Pourquoi ce plat ? Le jardin de Giverny était le grand orgueil de Monet, verger compris. Mettre les pommes en gelée pour l'hiver était la manière naturelle de prolonger la récolte — une gelée translucide, ambrée, qu'on étalait sur le pain du déjeuner ou qui nappait les desserts.
Quand le verger croule sous les pommes, on ne laisse rien perdre. On les fait crever doucement dans l'eau, on recueille le jus clair sans presser — c'est le secret d'une gelée nette — puis on le marie au sucre jusqu'à ce qu'il nappe la cuiller. Je la veux ambrée, transparente, vivante de lumière : tenez-la devant la fenêtre, on dirait un de mes carreaux de couleur.
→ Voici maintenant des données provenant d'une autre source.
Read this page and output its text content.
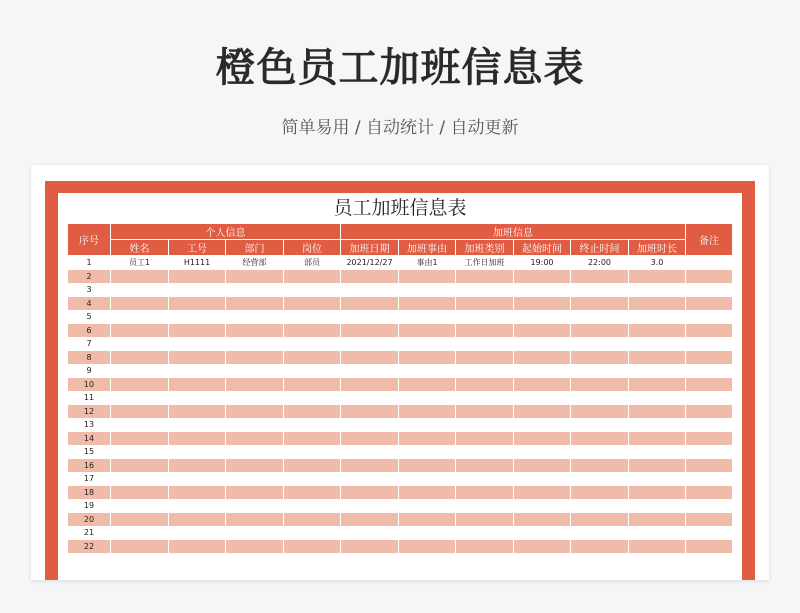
橙色员工加班信息表
简单易用 / 自动统计 / 自动更新
员工加班信息表
序号	个人信息				加班信息						备注
	姓名	工号	部门	岗位	加班日期	加班事由	加班类别	起始时间	终止时间	加班时长	
1	员工1	H1111	经营部	部员	2021/12/27	事由1	工作日加班	19:00	22:00	3.0	
2											
3											
4											
5											
6											
7											
8											
9											
10											
11											
12											
13											
14											
15											
16											
17											
18											
19											
20											
21											
22											
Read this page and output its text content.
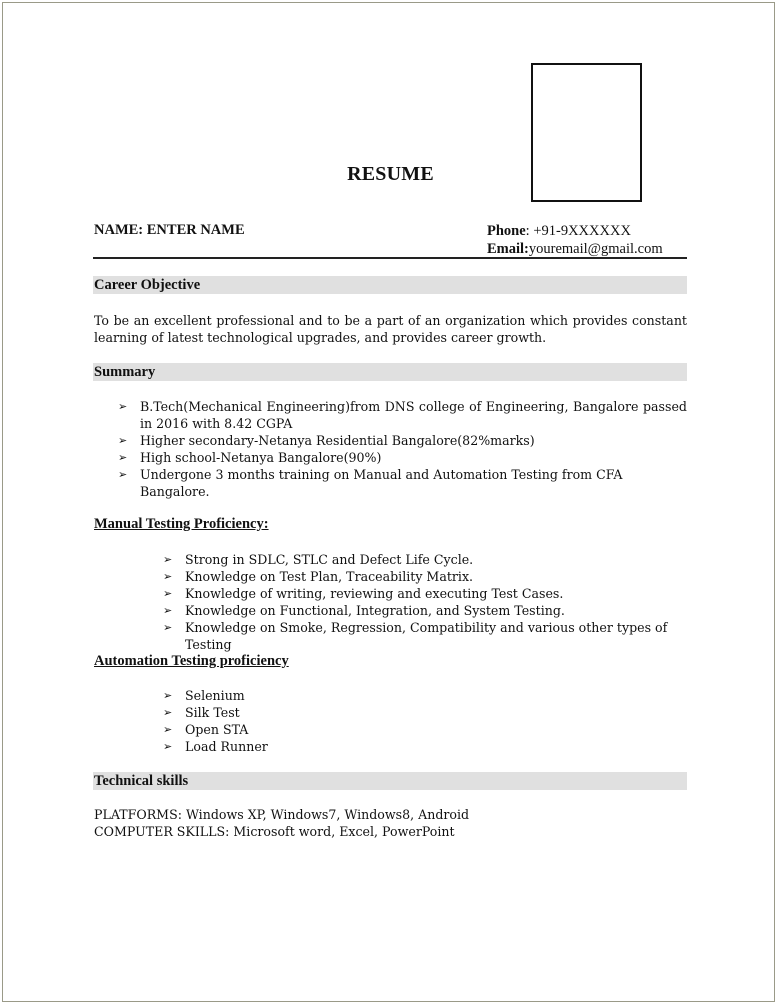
RESUME
NAME: ENTER NAME	Phone: +91-9XXXXXX
Email:youremail@gmail.com
Career Objective
To be an excellent professional and to be a part of an organization which provides constant learning of latest technological upgrades, and provides career growth.
Summary
➢ B.Tech(Mechanical Engineering)from DNS college of Engineering, Bangalore passed in 2016 with 8.42 CGPA
➢ Higher secondary-Netanya Residential Bangalore(82%marks)
➢ High school-Netanya Bangalore(90%)
➢ Undergone 3 months training on Manual and Automation Testing from CFA Bangalore.
Manual Testing Proficiency:
➢ Strong in SDLC, STLC and Defect Life Cycle.
➢ Knowledge on Test Plan, Traceability Matrix.
➢ Knowledge of writing, reviewing and executing Test Cases.
➢ Knowledge on Functional, Integration, and System Testing.
➢ Knowledge on Smoke, Regression, Compatibility and various other types of Testing
Automation Testing proficiency
➢ Selenium
➢ Silk Test
➢ Open STA
➢ Load Runner
Technical skills
PLATFORMS: Windows XP, Windows7, Windows8, Android
COMPUTER SKILLS: Microsoft word, Excel, PowerPoint
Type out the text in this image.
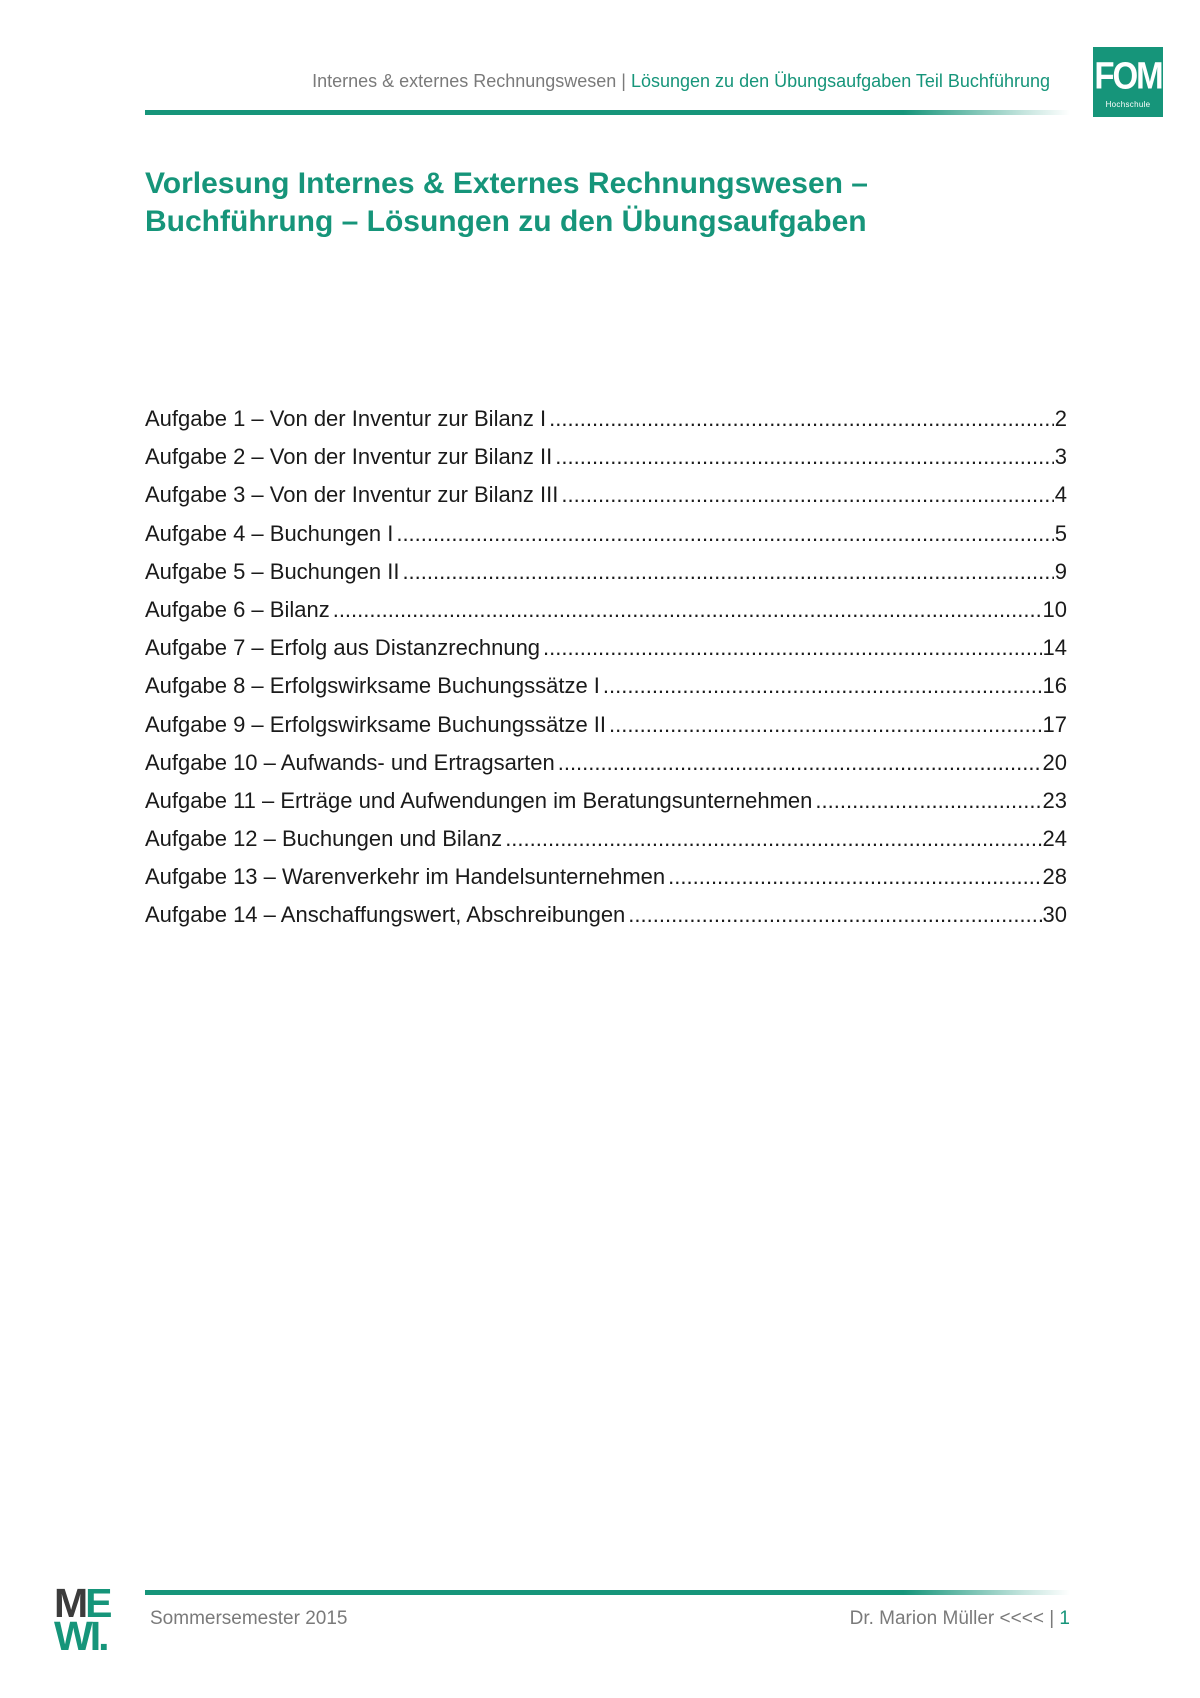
Internes & externes Rechnungswesen | Lösungen zu den Übungsaufgaben Teil Buchführung FOM
Hochschule
Vorlesung Internes & Externes Rechnungswesen –
Buchführung – Lösungen zu den Übungsaufgaben
Aufgabe 1 – Von der Inventur zur Bilanz I .....	2
Aufgabe 2 – Von der Inventur zur Bilanz II .....	3
Aufgabe 3 – Von der Inventur zur Bilanz III .....	4
Aufgabe 4 – Buchungen I .....	5
Aufgabe 5 – Buchungen II .....	9
Aufgabe 6 – Bilanz .....	10
Aufgabe 7 – Erfolg aus Distanzrechnung .....	14
Aufgabe 8 – Erfolgswirksame Buchungssätze I .....	16
Aufgabe 9 – Erfolgswirksame Buchungssätze II .....	17
Aufgabe 10 – Aufwands- und Ertragsarten .....	20
Aufgabe 11 – Erträge und Aufwendungen im Beratungsunternehmen .....	23
Aufgabe 12 – Buchungen und Bilanz .....	24
Aufgabe 13 – Warenverkehr im Handelsunternehmen .....	28
Aufgabe 14 – Anschaffungswert, Abschreibungen .....	30
ME
WI.	Sommersemester 2015	Dr. Marion Müller <<<< | 1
Sur le pain du matin, c'est tout mon jardin que je vous fais goûter.
Ingrédients
- •Pommes du verger (un peu vertes, riches en pectine) — un plein panier (fruit et gélifiant naturel)
- •Eau de source — à hauteur (extraction)
- •Sucre — à poids égal du jus (conservation et douceur)
- •Citron — un (acidité et prise)
Comment on faisait : Les confitures et gelées étaient la grande affaire des cuisines d'automne au XIXe siècle, seul moyen de garder le goût des fruits jusqu'au printemps. On utilisait le sucre devenu abordable et la pectine naturelle des pommes et coings, bien avant les gélifiants industriels. Les pots se rangeaient au garde-manger frais, alignés comme des bocaux de lumière.